Accessing PDF variation weights¶

The PDF variation weights can be accessed in any Open Data format from CMS, though the details vary:

AOD or MiniAOD files

The same code provided above the accessing the scale variation weights is used to acccess PDF variations. Again, the ID numbers help associate weight values to specific PDF variations, though note that these ID numbers are NOT equal to LHAPDF numbers. The default PDF and its variations can usually be found in ID numbers 10 - 110, 1010 - 1110, or 2000 - 2100. If the PDF set included \(\alpha_S\) variations, those two variations will fall immediately after the PDF variations. The best way to be certain of the PDF is to print out the LHE header information. To do so, include the following code in the beginRun() function of an EDAnalyzer:

edm::Handle<LHERunInfoProduct> run; 
typedef std::vector<LHERunInfoProduct::Header>::const_iterator headers_const_iterator;

iRun.getByLabel( "externalLHEProducer", run );
LHERunInfoProduct myLHERunInfoProduct = *(run.product());

for (headers_const_iterator iter=myLHERunInfoProduct.headers_begin(); iter!=myLHERunInfoProduct.headers_end(); iter++){
  std::cout << iter->tag() << std::endl;
  std::vector<std::string> lines = iter->lines();
  for (unsigned int iLine = 0; iLine<lines.size(); iLine++) {
   std::cout << lines.at(iLine);
  }
}

The printout will include segments like the following example, which shows the weight ID numbers for the LHAPDF set that uses numbers starting at 260001. The LHAPDF numbers would be found on the website linked above. The printout includes information about whether the PDF set used either "hessian" or "replicas" for the uncertainty. Events can be reweighted to use any PDF set included in the weights list.

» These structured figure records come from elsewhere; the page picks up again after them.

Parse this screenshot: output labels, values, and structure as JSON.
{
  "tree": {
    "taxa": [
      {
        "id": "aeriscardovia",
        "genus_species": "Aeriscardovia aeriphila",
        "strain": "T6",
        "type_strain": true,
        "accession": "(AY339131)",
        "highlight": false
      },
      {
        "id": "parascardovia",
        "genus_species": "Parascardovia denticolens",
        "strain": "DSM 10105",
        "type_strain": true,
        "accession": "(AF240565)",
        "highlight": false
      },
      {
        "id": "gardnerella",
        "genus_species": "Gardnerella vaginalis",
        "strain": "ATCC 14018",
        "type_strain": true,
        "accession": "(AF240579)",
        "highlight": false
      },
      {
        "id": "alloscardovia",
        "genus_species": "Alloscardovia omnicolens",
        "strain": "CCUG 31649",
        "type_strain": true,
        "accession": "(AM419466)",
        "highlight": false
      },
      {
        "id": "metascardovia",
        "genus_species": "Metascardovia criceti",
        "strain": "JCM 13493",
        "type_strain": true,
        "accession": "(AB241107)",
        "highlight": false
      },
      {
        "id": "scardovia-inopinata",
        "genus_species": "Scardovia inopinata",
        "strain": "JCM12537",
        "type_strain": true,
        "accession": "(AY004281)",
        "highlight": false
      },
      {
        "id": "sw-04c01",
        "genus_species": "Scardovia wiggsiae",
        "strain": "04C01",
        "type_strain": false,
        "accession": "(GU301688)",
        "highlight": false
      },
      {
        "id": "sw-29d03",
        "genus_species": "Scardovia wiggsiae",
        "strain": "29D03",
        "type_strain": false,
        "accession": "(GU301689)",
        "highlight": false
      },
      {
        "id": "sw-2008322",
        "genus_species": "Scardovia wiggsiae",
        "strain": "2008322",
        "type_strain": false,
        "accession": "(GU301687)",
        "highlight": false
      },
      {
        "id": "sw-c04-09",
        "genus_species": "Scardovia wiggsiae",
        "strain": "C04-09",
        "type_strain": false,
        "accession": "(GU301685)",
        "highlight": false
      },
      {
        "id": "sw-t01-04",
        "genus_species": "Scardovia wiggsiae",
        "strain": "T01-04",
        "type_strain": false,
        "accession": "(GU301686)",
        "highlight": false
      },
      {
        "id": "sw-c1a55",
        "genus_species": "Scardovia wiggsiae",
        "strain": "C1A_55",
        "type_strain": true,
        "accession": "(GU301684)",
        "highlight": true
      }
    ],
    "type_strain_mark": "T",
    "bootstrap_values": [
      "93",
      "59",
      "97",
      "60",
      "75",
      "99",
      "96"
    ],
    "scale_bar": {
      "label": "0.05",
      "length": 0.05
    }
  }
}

<weightgroup combine="hessian" name="PDF_variation">
<weight id="2001"> PDF set = 260001 </weight>
<weight id="2002"> PDF set = 260002 </weight>
<weight id="2003"> PDF set = 260003 </weight>
<weight id="2004"> PDF set = 260004 </weight>
<weight id="2005"> PDF set = 260005 </weight>
<weight id="2006"> PDF set = 260006 </weight>
<weight id="2007"> PDF set = 260007 </weight>
...etc...

NanoAOD files

NanoAOD files contain a branch called LHEPdfWeight in the Events tree, which is a vector of floating point values. For each event, the vector contains values of \(w_{\mathrm{variation}}/w_{\mathrm{nominal}}\) for each variation in the PDF set. The NanoAOD variable listing for each dataset will indicate which LHAPDF set was stored. The documentation line for LHEPdfWeight will say: "LHE pdf variation weights (w_var / w_nominal) for LHA IDs 306000 - 306102" (where the numerical values may change based on the sample). The LHA ID numbers can be cross-referenced to the LHAPDF website linked above.

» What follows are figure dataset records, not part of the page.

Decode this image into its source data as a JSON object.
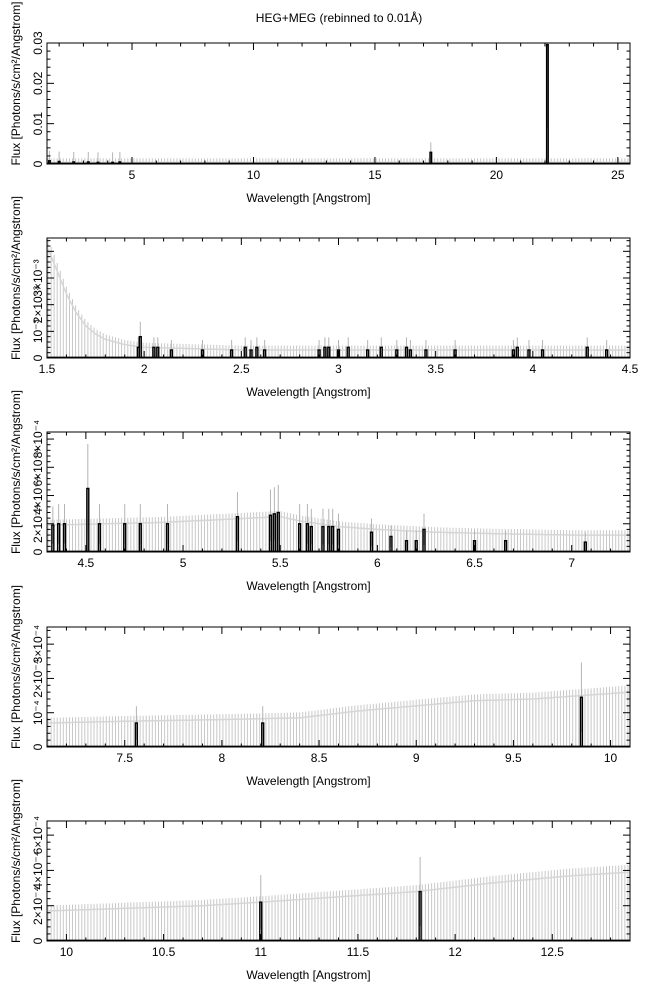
{
  "title": "HEG+MEG (rebinned to 0.01Å)",
  "chart_data": [
    {
      "type": "histogram",
      "xlabel": "Wavelength [Angstrom]",
      "ylabel": "Flux [Photons/s/cm²/Angstrom]",
      "xlim": [
        1.5,
        25.5
      ],
      "ylim": [
        0,
        0.03
      ],
      "xticks": [
        5,
        10,
        15,
        20,
        25
      ],
      "xtick_labels": [
        "5",
        "10",
        "15",
        "20",
        "25"
      ],
      "yticks": [
        0,
        0.01,
        0.02,
        0.03
      ],
      "ytick_labels": [
        "0",
        "0.01",
        "0.02",
        "0.03"
      ],
      "continuum": [
        [
          1.5,
          0.0004
        ],
        [
          25.5,
          0.0004
        ]
      ],
      "lines": [
        [
          1.6,
          0.0008
        ],
        [
          2.0,
          0.0006
        ],
        [
          2.6,
          0.0005
        ],
        [
          3.2,
          0.0005
        ],
        [
          3.6,
          0.0004
        ],
        [
          4.2,
          0.0004
        ],
        [
          4.5,
          0.0005
        ],
        [
          17.3,
          0.0029
        ],
        [
          22.1,
          0.0296
        ]
      ]
    },
    {
      "type": "histogram",
      "xlabel": "Wavelength [Angstrom]",
      "ylabel": "Flux [Photons/s/cm²/Angstrom]",
      "xlim": [
        1.5,
        4.5
      ],
      "ylim": [
        0,
        0.0045
      ],
      "xticks": [
        1.5,
        2,
        2.5,
        3,
        3.5,
        4,
        4.5
      ],
      "xtick_labels": [
        "1.5",
        "2",
        "2.5",
        "3",
        "3.5",
        "4",
        "4.5"
      ],
      "yticks": [
        0,
        0.001,
        0.002,
        0.003
      ],
      "ytick_labels": [
        "0",
        "10⁻³",
        "2×10⁻³",
        "3×10⁻³"
      ],
      "continuum": [
        [
          1.5,
          0.0042
        ],
        [
          1.55,
          0.0033
        ],
        [
          1.6,
          0.0024
        ],
        [
          1.65,
          0.0017
        ],
        [
          1.7,
          0.0012
        ],
        [
          1.75,
          0.0009
        ],
        [
          1.8,
          0.0007
        ],
        [
          1.9,
          0.0005
        ],
        [
          2.0,
          0.0004
        ],
        [
          2.5,
          0.0003
        ],
        [
          3.0,
          0.0003
        ],
        [
          3.5,
          0.0003
        ],
        [
          4.0,
          0.0003
        ],
        [
          4.5,
          0.0003
        ]
      ],
      "lines": [
        [
          1.97,
          0.0004
        ],
        [
          1.98,
          0.0008
        ],
        [
          2.05,
          0.0004
        ],
        [
          2.07,
          0.0004
        ],
        [
          2.14,
          0.0003
        ],
        [
          2.3,
          0.0003
        ],
        [
          2.45,
          0.0003
        ],
        [
          2.52,
          0.0004
        ],
        [
          2.55,
          0.0003
        ],
        [
          2.58,
          0.0004
        ],
        [
          2.62,
          0.0003
        ],
        [
          2.9,
          0.0003
        ],
        [
          2.93,
          0.0004
        ],
        [
          2.95,
          0.0004
        ],
        [
          3.0,
          0.0003
        ],
        [
          3.05,
          0.0004
        ],
        [
          3.15,
          0.0003
        ],
        [
          3.22,
          0.0004
        ],
        [
          3.3,
          0.0003
        ],
        [
          3.35,
          0.0004
        ],
        [
          3.37,
          0.0003
        ],
        [
          3.45,
          0.0003
        ],
        [
          3.6,
          0.0003
        ],
        [
          3.9,
          0.0003
        ],
        [
          3.92,
          0.0004
        ],
        [
          3.98,
          0.0003
        ],
        [
          4.05,
          0.0003
        ],
        [
          4.28,
          0.0004
        ],
        [
          4.38,
          0.0003
        ]
      ]
    },
    {
      "type": "histogram",
      "xlabel": "Wavelength [Angstrom]",
      "ylabel": "Flux [Photons/s/cm²/Angstrom]",
      "xlim": [
        4.3,
        7.3
      ],
      "ylim": [
        0,
        0.00085
      ],
      "xticks": [
        4.5,
        5,
        5.5,
        6,
        6.5,
        7
      ],
      "xtick_labels": [
        "4.5",
        "5",
        "5.5",
        "6",
        "6.5",
        "7"
      ],
      "yticks": [
        0,
        0.0002,
        0.0004,
        0.0006,
        0.0008
      ],
      "ytick_labels": [
        "0",
        "2×10⁻⁴",
        "4×10⁻⁴",
        "6×10⁻⁴",
        "8×10⁻⁴"
      ],
      "continuum": [
        [
          4.3,
          0.00019
        ],
        [
          4.6,
          0.0002
        ],
        [
          4.9,
          0.00021
        ],
        [
          5.2,
          0.00023
        ],
        [
          5.5,
          0.00025
        ],
        [
          5.6,
          0.00022
        ],
        [
          5.8,
          0.00018
        ],
        [
          6.0,
          0.00016
        ],
        [
          6.3,
          0.00014
        ],
        [
          6.6,
          0.00013
        ],
        [
          7.0,
          0.00012
        ],
        [
          7.3,
          0.00012
        ]
      ],
      "lines": [
        [
          4.33,
          0.00019
        ],
        [
          4.36,
          0.0002
        ],
        [
          4.39,
          0.0002
        ],
        [
          4.51,
          0.00045
        ],
        [
          4.57,
          0.0002
        ],
        [
          4.7,
          0.0002
        ],
        [
          4.78,
          0.0002
        ],
        [
          4.92,
          0.0002
        ],
        [
          5.28,
          0.00025
        ],
        [
          5.45,
          0.00026
        ],
        [
          5.47,
          0.00027
        ],
        [
          5.49,
          0.00028
        ],
        [
          5.6,
          0.0002
        ],
        [
          5.64,
          0.0002
        ],
        [
          5.66,
          0.00018
        ],
        [
          5.72,
          0.00018
        ],
        [
          5.75,
          0.00018
        ],
        [
          5.77,
          0.00018
        ],
        [
          5.8,
          0.00016
        ],
        [
          5.97,
          0.00014
        ],
        [
          6.07,
          0.00011
        ],
        [
          6.15,
          8e-05
        ],
        [
          6.2,
          8e-05
        ],
        [
          6.24,
          0.00016
        ],
        [
          6.5,
          8e-05
        ],
        [
          6.66,
          8e-05
        ],
        [
          7.07,
          7e-05
        ]
      ]
    },
    {
      "type": "histogram",
      "xlabel": "Wavelength [Angstrom]",
      "ylabel": "Flux [Photons/s/cm²/Angstrom]",
      "xlim": [
        7.1,
        10.1
      ],
      "ylim": [
        0,
        0.00035
      ],
      "xticks": [
        7.5,
        8,
        8.5,
        9,
        9.5,
        10
      ],
      "xtick_labels": [
        "7.5",
        "8",
        "8.5",
        "9",
        "9.5",
        "10"
      ],
      "yticks": [
        0,
        0.0001,
        0.0002,
        0.0003
      ],
      "ytick_labels": [
        "0",
        "10⁻⁴",
        "2×10⁻⁴",
        "3×10⁻⁴"
      ],
      "continuum": [
        [
          7.1,
          7e-05
        ],
        [
          7.5,
          7.5e-05
        ],
        [
          8.0,
          8e-05
        ],
        [
          8.4,
          8.5e-05
        ],
        [
          8.7,
          0.000105
        ],
        [
          9.0,
          0.00012
        ],
        [
          9.3,
          0.000135
        ],
        [
          9.6,
          0.00014
        ],
        [
          9.85,
          0.00015
        ],
        [
          10.1,
          0.00016
        ]
      ],
      "lines": [
        [
          7.56,
          7e-05
        ],
        [
          8.21,
          7e-05
        ],
        [
          9.85,
          0.000145
        ]
      ]
    },
    {
      "type": "histogram",
      "xlabel": "Wavelength [Angstrom]",
      "ylabel": "Flux [Photons/s/cm²/Angstrom]",
      "xlim": [
        9.9,
        12.9
      ],
      "ylim": [
        0,
        0.00068
      ],
      "xticks": [
        10,
        10.5,
        11,
        11.5,
        12,
        12.5
      ],
      "xtick_labels": [
        "10",
        "10.5",
        "11",
        "11.5",
        "12",
        "12.5"
      ],
      "yticks": [
        0,
        0.0002,
        0.0004,
        0.0006
      ],
      "ytick_labels": [
        "0",
        "2×10⁻⁴",
        "4×10⁻⁴",
        "6×10⁻⁴"
      ],
      "continuum": [
        [
          9.9,
          0.00017
        ],
        [
          10.3,
          0.000185
        ],
        [
          10.7,
          0.0002
        ],
        [
          11.0,
          0.00022
        ],
        [
          11.4,
          0.00025
        ],
        [
          11.8,
          0.00028
        ],
        [
          12.2,
          0.00033
        ],
        [
          12.6,
          0.00037
        ],
        [
          12.9,
          0.00039
        ]
      ],
      "lines": [
        [
          11.0,
          0.00022
        ],
        [
          11.82,
          0.00028
        ]
      ]
    }
  ]
}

The Runs tree also contains a branch called LHEPdfSumw, which contains the sum of weights for each PDF variation divided by the standard sum of event weights. The contents of the Runs tree are not affected by any selection applied to branches in the Events tree. This is useful for determining how the magnitude of the PDF uncertainty changes based on event selection. If an observable has the same PDF uncertainty as the original sample with no selection applied, then the entire PDF uncertainty is due to generation settings. Some CMS searches for new physics particles, whose simulations are often produced at leading order, factor out this original PDF uncertainty and only consider the "net" PDF uncertainty introduced by event selection.

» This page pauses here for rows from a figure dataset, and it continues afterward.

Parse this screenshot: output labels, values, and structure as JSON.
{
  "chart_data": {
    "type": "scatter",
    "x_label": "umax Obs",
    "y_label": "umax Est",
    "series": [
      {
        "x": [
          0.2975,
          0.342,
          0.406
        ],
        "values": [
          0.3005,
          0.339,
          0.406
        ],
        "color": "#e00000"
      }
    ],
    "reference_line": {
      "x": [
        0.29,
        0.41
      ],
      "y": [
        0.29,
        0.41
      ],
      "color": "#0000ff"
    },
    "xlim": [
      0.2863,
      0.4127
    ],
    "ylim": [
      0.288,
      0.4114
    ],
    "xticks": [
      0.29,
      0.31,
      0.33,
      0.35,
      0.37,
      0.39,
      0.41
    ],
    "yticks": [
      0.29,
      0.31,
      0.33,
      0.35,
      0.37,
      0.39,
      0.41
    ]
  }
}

Variations of generator parameters¶

Many other parameters can be modified in simulations, particularly related to parton shower programs and matching/merging techniques. These variations may be more difficult to capture as event weights. In this case, separate samples, often with fewer events, are generated to supplement a primary simulation. For example, the following open data portal search shows many variations for top quark pair production with one leptonic decay. The primary simulation, the first in the list, contains 144722000 events, while one of the "hdamp" variation contains 60649000 events. The uncertainty can be computed by calculating an observable using the alternate simulations labeled as the "up" and "down" variations of a certain parameter, and if needed applying a smoothing algorithm to the obserable to mimic the statistical power of the primary simulation.